Today I woke up with an epiphany about a new way for adults to hold themselves accountable to themselves. How many times have you made a decision to do something that you know is good for you or important, but find yourself falling short of your promise? Be honest. It happens to all of us. Stephen Covey has said that a simple definition of integrity is the ability to make and keep a promise, both to ourselves and others. As a therapist and parenting coach I help parents hold their children accountable by teaching them tools that make the often frustrating job of setting limits, efficient. So, today it occurred to me that one of my most widely taught parenting tools was also the perfect tool for anyone who wants to improve their accountability to themselves. The “Three Steps of Limit Setting” for parents (see earlier blog post) are usable in almost any situation that you find yourself waffling rather than taking action—whether you are a parent or not.
The steps are explained below. But first, it is critical to become very clear about the areas of your life that you want to improve or make changes in. It helps to get in touch with your values and create a vision for how you want to live your life. Think about the areas of your life where you may be struggling. Do you want to increase your water intake? Eat healthier? Exercise more? Improve the quality of your relationship with someone? Cultivate a hobby? Write each of these areas down on a piece of paper. Writing your intentions is a helpful way of communicating with yourself and gaining clarity. Now, for each goal, write down the reason(s) why doing it is important to you–even if it seems obvious. For example, let’s say you want to make healthier food choices. List all of the benefits that will occur when you make this choice. Include things like having more energy, losing weight, improved health, better digestion, etc. Clarity is key to holding yourself accountable. Energy, weight loss and health are all motivating.
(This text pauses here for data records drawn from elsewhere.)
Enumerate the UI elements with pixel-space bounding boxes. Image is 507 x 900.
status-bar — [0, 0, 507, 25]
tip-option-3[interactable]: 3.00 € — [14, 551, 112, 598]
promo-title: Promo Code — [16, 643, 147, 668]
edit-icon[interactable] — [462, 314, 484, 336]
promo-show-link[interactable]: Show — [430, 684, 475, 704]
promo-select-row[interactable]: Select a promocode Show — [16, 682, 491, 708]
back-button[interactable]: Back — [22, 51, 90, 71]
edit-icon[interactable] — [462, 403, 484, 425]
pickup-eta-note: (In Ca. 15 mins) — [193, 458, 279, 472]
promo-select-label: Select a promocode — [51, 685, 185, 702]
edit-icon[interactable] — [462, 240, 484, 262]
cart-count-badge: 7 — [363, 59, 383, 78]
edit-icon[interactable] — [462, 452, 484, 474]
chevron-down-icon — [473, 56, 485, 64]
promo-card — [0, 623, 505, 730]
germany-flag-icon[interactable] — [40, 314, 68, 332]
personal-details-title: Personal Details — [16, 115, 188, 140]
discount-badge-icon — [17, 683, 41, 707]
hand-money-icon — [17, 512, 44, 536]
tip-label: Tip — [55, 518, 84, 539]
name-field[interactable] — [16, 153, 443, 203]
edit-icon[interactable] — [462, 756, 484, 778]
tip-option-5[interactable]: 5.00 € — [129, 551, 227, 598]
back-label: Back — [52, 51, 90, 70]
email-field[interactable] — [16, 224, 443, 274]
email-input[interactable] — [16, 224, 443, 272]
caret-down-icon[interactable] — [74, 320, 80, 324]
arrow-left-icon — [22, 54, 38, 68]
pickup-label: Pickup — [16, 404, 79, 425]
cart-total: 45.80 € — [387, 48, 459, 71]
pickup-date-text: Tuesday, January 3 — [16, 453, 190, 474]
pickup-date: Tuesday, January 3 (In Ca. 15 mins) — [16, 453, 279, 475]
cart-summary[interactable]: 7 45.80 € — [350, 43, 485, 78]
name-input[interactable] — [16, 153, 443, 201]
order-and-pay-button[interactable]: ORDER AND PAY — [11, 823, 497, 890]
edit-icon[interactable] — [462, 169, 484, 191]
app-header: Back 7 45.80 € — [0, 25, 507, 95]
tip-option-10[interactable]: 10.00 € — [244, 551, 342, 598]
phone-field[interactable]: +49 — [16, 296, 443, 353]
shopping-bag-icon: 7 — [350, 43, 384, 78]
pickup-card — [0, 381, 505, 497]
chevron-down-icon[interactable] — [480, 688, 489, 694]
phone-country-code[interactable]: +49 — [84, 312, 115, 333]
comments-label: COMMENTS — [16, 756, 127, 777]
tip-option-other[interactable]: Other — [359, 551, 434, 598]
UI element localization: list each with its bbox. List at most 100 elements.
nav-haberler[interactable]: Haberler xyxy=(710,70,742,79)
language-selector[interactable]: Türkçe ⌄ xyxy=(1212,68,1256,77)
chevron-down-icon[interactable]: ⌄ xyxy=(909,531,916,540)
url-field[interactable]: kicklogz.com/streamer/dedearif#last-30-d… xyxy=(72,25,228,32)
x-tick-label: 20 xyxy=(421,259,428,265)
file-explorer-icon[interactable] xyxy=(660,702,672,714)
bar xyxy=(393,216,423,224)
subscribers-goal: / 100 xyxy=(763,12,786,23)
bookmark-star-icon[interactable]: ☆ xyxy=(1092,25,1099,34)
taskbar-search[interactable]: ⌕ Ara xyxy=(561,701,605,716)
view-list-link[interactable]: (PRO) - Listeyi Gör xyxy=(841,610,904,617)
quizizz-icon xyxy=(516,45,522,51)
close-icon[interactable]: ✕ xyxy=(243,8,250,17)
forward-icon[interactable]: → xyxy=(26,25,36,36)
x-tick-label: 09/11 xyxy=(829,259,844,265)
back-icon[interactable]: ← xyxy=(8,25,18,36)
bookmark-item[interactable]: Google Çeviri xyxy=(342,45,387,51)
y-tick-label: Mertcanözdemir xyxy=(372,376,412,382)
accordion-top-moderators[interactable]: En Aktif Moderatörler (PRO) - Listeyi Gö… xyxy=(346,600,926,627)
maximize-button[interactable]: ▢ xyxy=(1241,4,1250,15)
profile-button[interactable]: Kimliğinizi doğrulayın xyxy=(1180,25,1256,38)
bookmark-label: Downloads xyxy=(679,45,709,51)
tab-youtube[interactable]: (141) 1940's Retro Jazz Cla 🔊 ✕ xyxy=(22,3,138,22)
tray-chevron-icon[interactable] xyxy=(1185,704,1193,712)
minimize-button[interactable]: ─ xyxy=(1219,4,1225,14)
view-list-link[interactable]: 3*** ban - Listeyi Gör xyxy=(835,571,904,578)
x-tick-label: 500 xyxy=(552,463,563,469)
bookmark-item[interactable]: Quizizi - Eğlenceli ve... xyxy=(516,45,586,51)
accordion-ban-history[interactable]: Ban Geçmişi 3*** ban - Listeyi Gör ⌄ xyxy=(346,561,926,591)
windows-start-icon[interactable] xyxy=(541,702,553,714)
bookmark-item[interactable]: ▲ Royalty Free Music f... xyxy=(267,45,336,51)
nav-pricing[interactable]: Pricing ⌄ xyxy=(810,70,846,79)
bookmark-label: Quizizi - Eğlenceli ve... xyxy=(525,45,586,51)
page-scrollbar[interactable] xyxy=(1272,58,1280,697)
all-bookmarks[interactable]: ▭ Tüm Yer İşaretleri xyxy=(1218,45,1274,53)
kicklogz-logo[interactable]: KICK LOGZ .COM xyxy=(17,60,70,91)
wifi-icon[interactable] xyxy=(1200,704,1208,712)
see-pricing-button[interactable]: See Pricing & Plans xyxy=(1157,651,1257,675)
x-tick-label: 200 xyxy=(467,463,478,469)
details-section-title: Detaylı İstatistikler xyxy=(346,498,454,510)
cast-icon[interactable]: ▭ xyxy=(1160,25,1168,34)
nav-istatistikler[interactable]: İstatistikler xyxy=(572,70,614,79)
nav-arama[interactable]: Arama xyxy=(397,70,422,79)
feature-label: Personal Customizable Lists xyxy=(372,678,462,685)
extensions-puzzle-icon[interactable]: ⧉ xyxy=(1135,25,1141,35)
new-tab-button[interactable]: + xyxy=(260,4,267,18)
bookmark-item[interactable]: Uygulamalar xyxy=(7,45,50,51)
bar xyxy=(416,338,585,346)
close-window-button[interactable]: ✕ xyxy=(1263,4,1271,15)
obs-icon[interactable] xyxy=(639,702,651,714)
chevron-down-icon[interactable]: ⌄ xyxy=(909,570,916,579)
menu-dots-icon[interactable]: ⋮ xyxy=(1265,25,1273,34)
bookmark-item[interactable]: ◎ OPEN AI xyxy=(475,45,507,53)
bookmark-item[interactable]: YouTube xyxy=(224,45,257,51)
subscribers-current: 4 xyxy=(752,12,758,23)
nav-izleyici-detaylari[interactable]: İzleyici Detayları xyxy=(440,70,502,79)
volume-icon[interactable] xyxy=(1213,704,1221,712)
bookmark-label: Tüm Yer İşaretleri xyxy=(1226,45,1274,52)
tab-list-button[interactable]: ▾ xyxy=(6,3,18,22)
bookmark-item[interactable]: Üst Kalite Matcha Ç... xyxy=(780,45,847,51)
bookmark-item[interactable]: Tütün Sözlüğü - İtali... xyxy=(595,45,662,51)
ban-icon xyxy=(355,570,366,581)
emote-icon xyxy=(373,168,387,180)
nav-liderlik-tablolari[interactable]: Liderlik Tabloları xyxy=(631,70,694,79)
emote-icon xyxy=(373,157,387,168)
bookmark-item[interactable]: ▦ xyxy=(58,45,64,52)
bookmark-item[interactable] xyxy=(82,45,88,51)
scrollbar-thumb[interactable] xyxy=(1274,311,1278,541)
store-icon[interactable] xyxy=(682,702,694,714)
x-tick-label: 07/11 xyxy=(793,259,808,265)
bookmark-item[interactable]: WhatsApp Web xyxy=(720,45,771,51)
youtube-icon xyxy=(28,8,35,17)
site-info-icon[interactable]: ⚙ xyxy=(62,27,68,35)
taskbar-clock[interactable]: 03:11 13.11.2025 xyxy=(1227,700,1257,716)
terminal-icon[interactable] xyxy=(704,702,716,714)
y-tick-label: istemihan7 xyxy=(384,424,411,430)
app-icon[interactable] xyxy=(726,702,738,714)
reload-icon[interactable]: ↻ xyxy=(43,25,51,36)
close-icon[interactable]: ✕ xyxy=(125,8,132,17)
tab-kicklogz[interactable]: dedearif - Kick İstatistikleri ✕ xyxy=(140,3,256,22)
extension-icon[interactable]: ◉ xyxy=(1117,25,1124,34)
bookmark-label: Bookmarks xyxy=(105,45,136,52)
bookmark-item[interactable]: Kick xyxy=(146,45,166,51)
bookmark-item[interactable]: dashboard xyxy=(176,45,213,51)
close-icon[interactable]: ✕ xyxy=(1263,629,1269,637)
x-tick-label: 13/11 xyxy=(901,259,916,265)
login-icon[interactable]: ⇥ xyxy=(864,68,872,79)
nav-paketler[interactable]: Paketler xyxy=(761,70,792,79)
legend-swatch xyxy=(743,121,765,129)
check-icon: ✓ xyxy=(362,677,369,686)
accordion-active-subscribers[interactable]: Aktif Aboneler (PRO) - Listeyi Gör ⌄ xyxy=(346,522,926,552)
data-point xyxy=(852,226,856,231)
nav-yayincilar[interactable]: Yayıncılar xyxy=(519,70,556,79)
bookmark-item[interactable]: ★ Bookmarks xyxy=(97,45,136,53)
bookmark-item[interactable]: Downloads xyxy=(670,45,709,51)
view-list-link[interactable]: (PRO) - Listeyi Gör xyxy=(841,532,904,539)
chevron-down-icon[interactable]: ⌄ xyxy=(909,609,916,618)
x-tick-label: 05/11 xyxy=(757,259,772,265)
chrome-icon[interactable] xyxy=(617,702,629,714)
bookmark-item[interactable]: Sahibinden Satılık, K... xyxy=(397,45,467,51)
Sometimes having clarity is enough to move us in a new direction. But often, it is not. And this is why having tools for holding ourselves accountable can be helpful. So now, I will show you how the same “Three Steps for Limit Setting” that has worked for thousands of parents can also work for you. I will use an example of what happened to me just this morning. My alarm woke me up at 7:00am. Last night I set the alarm planning to go for a morning run before taking my daughter to karate. After a running hiatus, I resumed my running regimen last week. Running always feels great when I do it, and I’ve felt very happy to be reconnected to the power and joy running gives me. But when the alarm went off this morning, I wanted to go back to sleep. After all, it was Saturday and an opportunity to sleep in. And this is when I found myself spontaneously doing the “Three Steps of Limit Setting on Myself.” It was as if I was child and parent all in one.
My monologue went something like this: “Lauren, I know it’s hard to get up; and sleeping in sounds great. But, last night you made a promise to yourself to get up at 7:00am and run. Are you going to get up now or hit snooze once and then get up and run?” So, here’s a confession. I hit snooze not once, but twice. And then I got up, put on my running clothes and went for a run. It was the longest run I’ve been on in a while. The “Three Steps” can work like magic when we are tuned into what the rules are for ourselves.
The Steps are as follows:
Step 1: Empathize—You are empathizing with yourself. Acknowledge your feelings. Whatever resistant feelings you are having are okay. Acknowledging yourself, even though you won’t be letting yourself off the hook, moves you to a place of self acceptance. It is the acceptance of your feelings that opens the door to transcend the resistance. [“Lauren, I know it’s hard to get up; and sleeping in sounds great.”]
Step 2: State the limit clearly—Remember, this is not new information to you. You have already made a list of your intentions and why you want to accomplish them. [“But, last night you made a promise to yourself to get up at 7:00am and run. “]
Step 3: Give a choice or ask yourself what another option might be–When giving yourself choices, give only two choices and both must be in accordance of your intention. They must be real choices not self-punishing or avoidance choices. [“Are you going to get up now or hit snooze once and then get up and run?”]. Examples of self-punishing or avoiding choices are get up now or be a “lazy bum.” Or, get up now or run another day. The choices you give yourself must be in accordance with your intention. It doesn’t matter which one you choose. Either will fulfill your desire.
You can use the “Three Steps of Limit Setting” with yourself all day long. Anytime you find yourself in a self-resistant mode. When I found myself resisting water, I just simply said, “Lauren, I know you wish you didn’t have to drink water right now, but you’ve committed to being properly hydrated. Are you going to have a few sips now or in one minute?” Guess who drank a whole glass without reservation? I was so excited to discover that a tool that works so well for parents can also be used for anyone who wants more follow through in their life. I was also struck by the metaphor of an internal dialogue between parts of ourselves: the conflict between our wise “parent voice” and the “child voice” within us.